The magic combination the team landed on was a blend of beta glucan and lactic acid in a whipped soufflé texture. “The moment you applied it to your skin, you knew it felt differently and acted differently than any product you ever tried,” recalls Humbert. “That moisturizer was the original hope in a jar.” Soon after launch, Oprah named it one of her 100 Favorite Things and was deemed an overnight success.

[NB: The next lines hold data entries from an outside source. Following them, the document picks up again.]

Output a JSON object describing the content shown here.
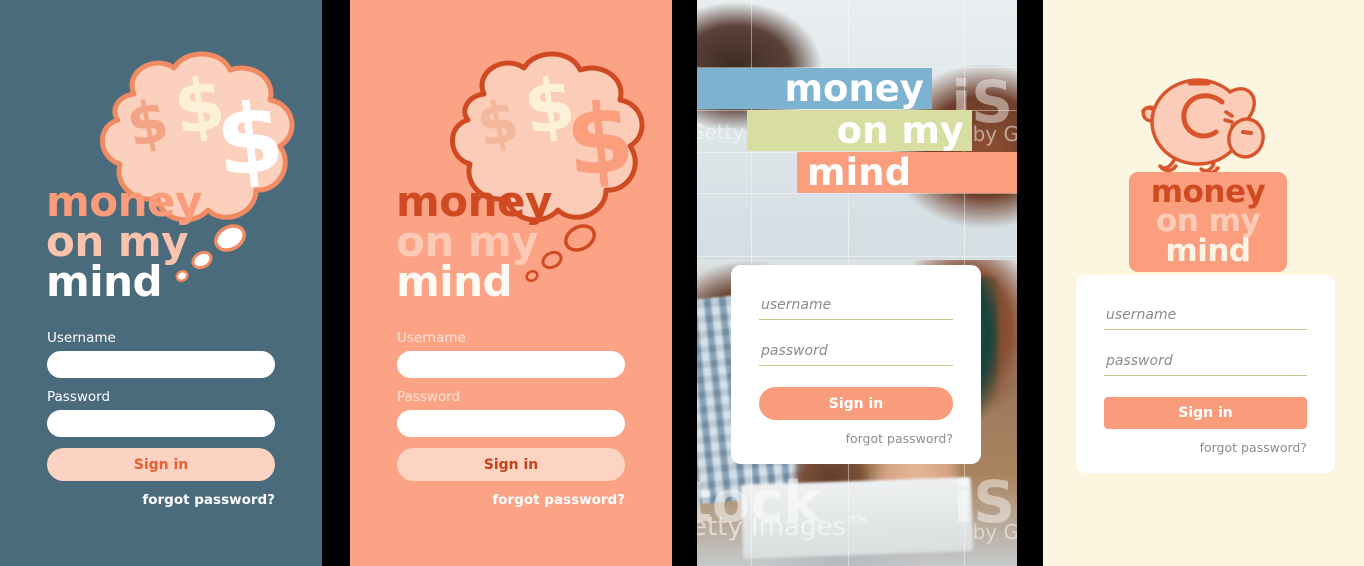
{
  "brand": {
    "line1": "money",
    "line2": "on my",
    "line3": "mind"
  },
  "colors": {
    "slate_bg": "#4a6b7c",
    "salmon_bg": "#fca386",
    "cream_bg": "#fcf6e0",
    "accent_salmon": "#fa9e7e",
    "accent_rust": "#cf4a20",
    "button_pale": "#fcd3c2",
    "band_blue": "#7eb2d1",
    "band_olive": "#d8dda2",
    "band_salmon": "#fa9e7e",
    "input_underline": "#c6c68c",
    "white": "#ffffff"
  },
  "panels": [
    {
      "id": "slate",
      "style": "block-form",
      "logo": "thought-bubble-with-dollar-signs",
      "username_label": "Username",
      "password_label": "Password",
      "username_value": "",
      "password_value": "",
      "username_placeholder": "",
      "password_placeholder": "",
      "signin_label": "Sign in",
      "forgot_label": "forgot password?"
    },
    {
      "id": "salmon",
      "style": "block-form",
      "logo": "thought-bubble-with-dollar-signs",
      "username_label": "Username",
      "password_label": "Password",
      "username_value": "",
      "password_value": "",
      "username_placeholder": "",
      "password_placeholder": "",
      "signin_label": "Sign in",
      "forgot_label": "forgot password?"
    },
    {
      "id": "photo",
      "style": "card-form",
      "logo": "color-band-wordmark",
      "username_label": "",
      "password_label": "",
      "username_value": "",
      "password_value": "",
      "username_placeholder": "username",
      "password_placeholder": "password",
      "signin_label": "Sign in",
      "forgot_label": "forgot password?",
      "watermarks": {
        "getty_top": "Getty I",
        "by_getty_top": "by G",
        "is_top": "iS",
        "istock_bottom": "tock",
        "getty_bottom": "etty Images™",
        "is_bottom": "iS",
        "by_getty_bottom": "by G"
      }
    },
    {
      "id": "cream",
      "style": "card-form",
      "logo": "piggy-bank",
      "username_label": "",
      "password_label": "",
      "username_value": "",
      "password_value": "",
      "username_placeholder": "username",
      "password_placeholder": "password",
      "signin_label": "Sign in",
      "forgot_label": "forgot password?"
    }
  ]
}
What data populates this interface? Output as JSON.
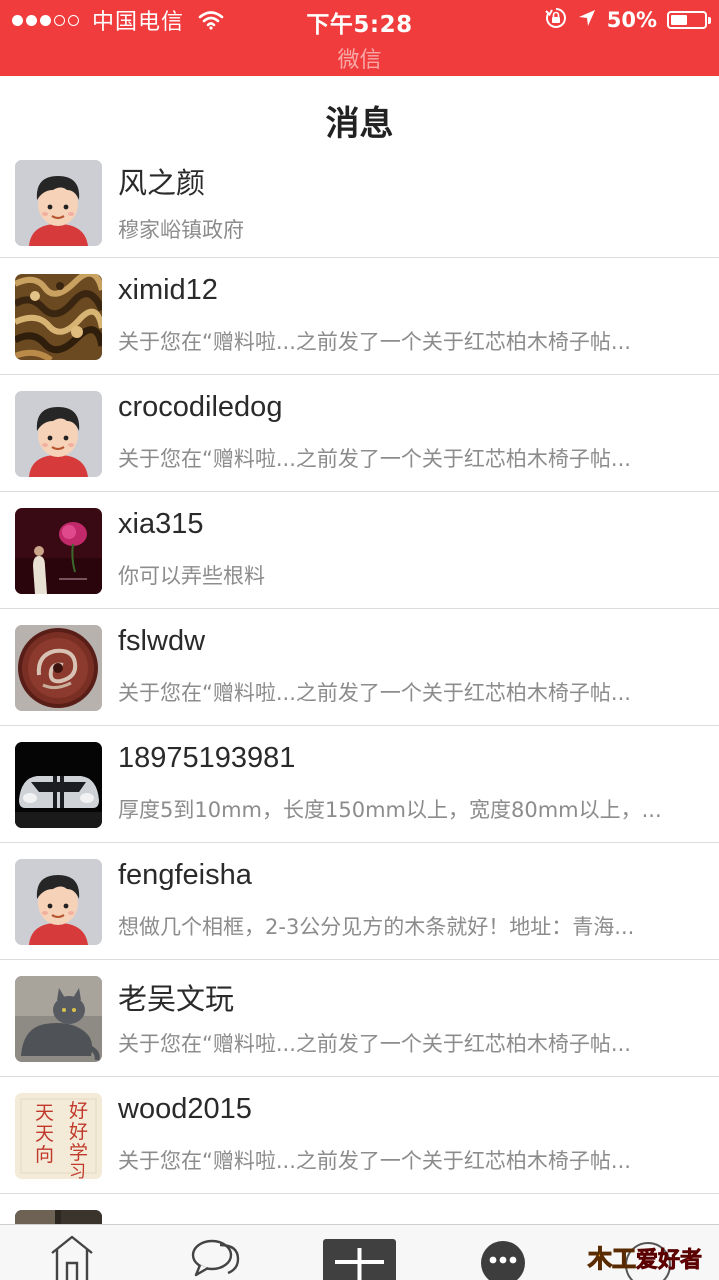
{
  "status_bar": {
    "carrier": "中国电信",
    "time": "下午5:28",
    "app_back_label": "微信",
    "battery_percent": "50%",
    "battery_level": 0.5,
    "signal_bars": 3,
    "signal_total": 5,
    "background_color": "#f03c3c"
  },
  "header": {
    "title": "消息"
  },
  "messages": [
    {
      "name": "风之颜",
      "preview": "穆家峪镇政府",
      "avatar": "cartoon-boy"
    },
    {
      "name": "ximid12",
      "preview": "关于您在“赠料啦...之前发了一个关于红芯柏木椅子帖...",
      "avatar": "wood-texture"
    },
    {
      "name": "crocodiledog",
      "preview": "关于您在“赠料啦...之前发了一个关于红芯柏木椅子帖...",
      "avatar": "cartoon-boy"
    },
    {
      "name": "xia315",
      "preview": "你可以弄些根料",
      "avatar": "rose-woman"
    },
    {
      "name": "fslwdw",
      "preview": "关于您在“赠料啦...之前发了一个关于红芯柏木椅子帖...",
      "avatar": "carved-disc"
    },
    {
      "name": "18975193981",
      "preview": "厚度5到10mm，长度150mm以上，宽度80mm以上，...",
      "avatar": "car"
    },
    {
      "name": "fengfeisha",
      "preview": "想做几个相框，2-3公分见方的木条就好！地址：青海...",
      "avatar": "cartoon-boy"
    },
    {
      "name": "老吴文玩",
      "preview": "关于您在“赠料啦...之前发了一个关于红芯柏木椅子帖...",
      "avatar": "grey-cat"
    },
    {
      "name": "wood2015",
      "preview": "关于您在“赠料啦...之前发了一个关于红芯柏木椅子帖...",
      "avatar": "calligraphy"
    },
    {
      "name": "",
      "preview": "",
      "avatar": "dark-photo"
    }
  ],
  "avatar_calligraphy_text": "天天向上 好好学习",
  "tab_bar": {
    "items": [
      {
        "icon": "home-icon"
      },
      {
        "icon": "chat-bubbles-icon"
      },
      {
        "icon": "plus-icon"
      },
      {
        "icon": "more-icon"
      },
      {
        "icon": "brand-logo",
        "logo_text": "木工爱好者"
      }
    ]
  }
}
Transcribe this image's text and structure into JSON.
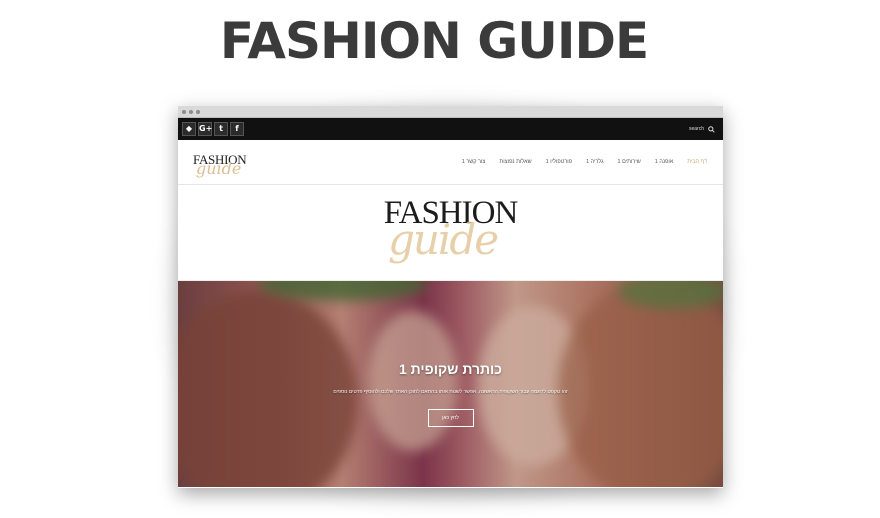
{
  "promo": {
    "title": "FASHION GUIDE"
  },
  "window": {
    "chrome_dots": 3
  },
  "topbar": {
    "social": [
      {
        "icon": "android-icon",
        "glyph": "◆"
      },
      {
        "icon": "google-plus-icon",
        "glyph": "G+"
      },
      {
        "icon": "twitter-icon",
        "glyph": "t"
      },
      {
        "icon": "facebook-icon",
        "glyph": "f"
      }
    ],
    "search_label": "search"
  },
  "nav": {
    "logo_top": "FASHION",
    "logo_bottom": "guide",
    "items": [
      {
        "label": "דף הבית",
        "active": true
      },
      {
        "label": "אופנה 1"
      },
      {
        "label": "שירותים 1"
      },
      {
        "label": "גלריה 1"
      },
      {
        "label": "פורטפוליו 1"
      },
      {
        "label": "שאלות נפוצות"
      },
      {
        "label": "צור קשר 1"
      }
    ]
  },
  "hero_logo": {
    "top": "FASHION",
    "bottom": "guide"
  },
  "hero": {
    "title": "כותרת שקופית 1",
    "subtitle": "זהו טקסט לדוגמה עבור השקופית הראשונה, אפשר לשנות אותו בהתאם לתוכן האתר שלכם ולהוסיף פרטים נוספים",
    "button": "לחץ כאן"
  },
  "colors": {
    "accent": "#c9a86a",
    "topbar": "#111111"
  }
}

Fast forward to present day, the team at philosophy decided to make a change to the hope in a jar collection, which now includes everything from an eye cream to a lightweight serum. Opting to retain the iconic name and loyalty that came with it, Humbert explains the brand knew they needed to “modernize [hope in a jar] and make it superior to what was on the market. We looked at the competitors, we listened to the consumer who told us what they wanted from this relaunch from an olfactive, sensorial and results perspective and this made the brief.”
“25 years later we reinvent this success and relaunch a modern version of hope in a jar with improved immediate and long-term results, same unique texture now in clean formula, boosted technology powered by biotechnology and responsibly sourced ingredients,” explains Humbert. The formula combines hyaluronic acid, glycolic acid and pro vitamin P, a trio of ingredients that, like the original, delivers on the consumer’s top three concerns: hydration, wrinkles and glow. “We recently tested this new hope against the original hope and it overperformed on all aspects.”
Questionable ingredients including phenoxyethanol, BHT and phthalates were removed from all hope in a jar formulas, a decision Muriel Pujos, Pharm D, scientific & technical director luxury R&D philosophy, says aligns with the brand’s ethos. “For philosophy, clean beauty is about minimalist formulas that don’t compromise, quality, efficacy and enjoyability. Our clean stance responds to consumer and the retailer’s desire for ingredient transparency and to choose products based on the absence of certain ingredients, including phenoxyethanol, BHT, and phthalates, while maintaining safety and performance. Our clean list goes beyond authorities’ requirements and some of our main competitors. It is dynamic and updated on a regular basis as consumer expectations evolve.”
In addition to five reformulated classics, philosophy introduces a newcomer to the hope in a jar line: biome-balance glow serum, a lightweight formula with its sights set on all-things barrier repair. “Skin barrier protection has become more and more popular these recent years and has even reached a momentum in the COVID period because consumers want to feel protected,” explains Pujos, noting that when the skin’s barrier is weakened, it contributes to a dry appearance, compromised skin health and potential discomfort. “Our serum focuses on the skin barrier in order to help preserve skin’s water content, strengthen the skin and therefore contribute to healthy-looking skin.”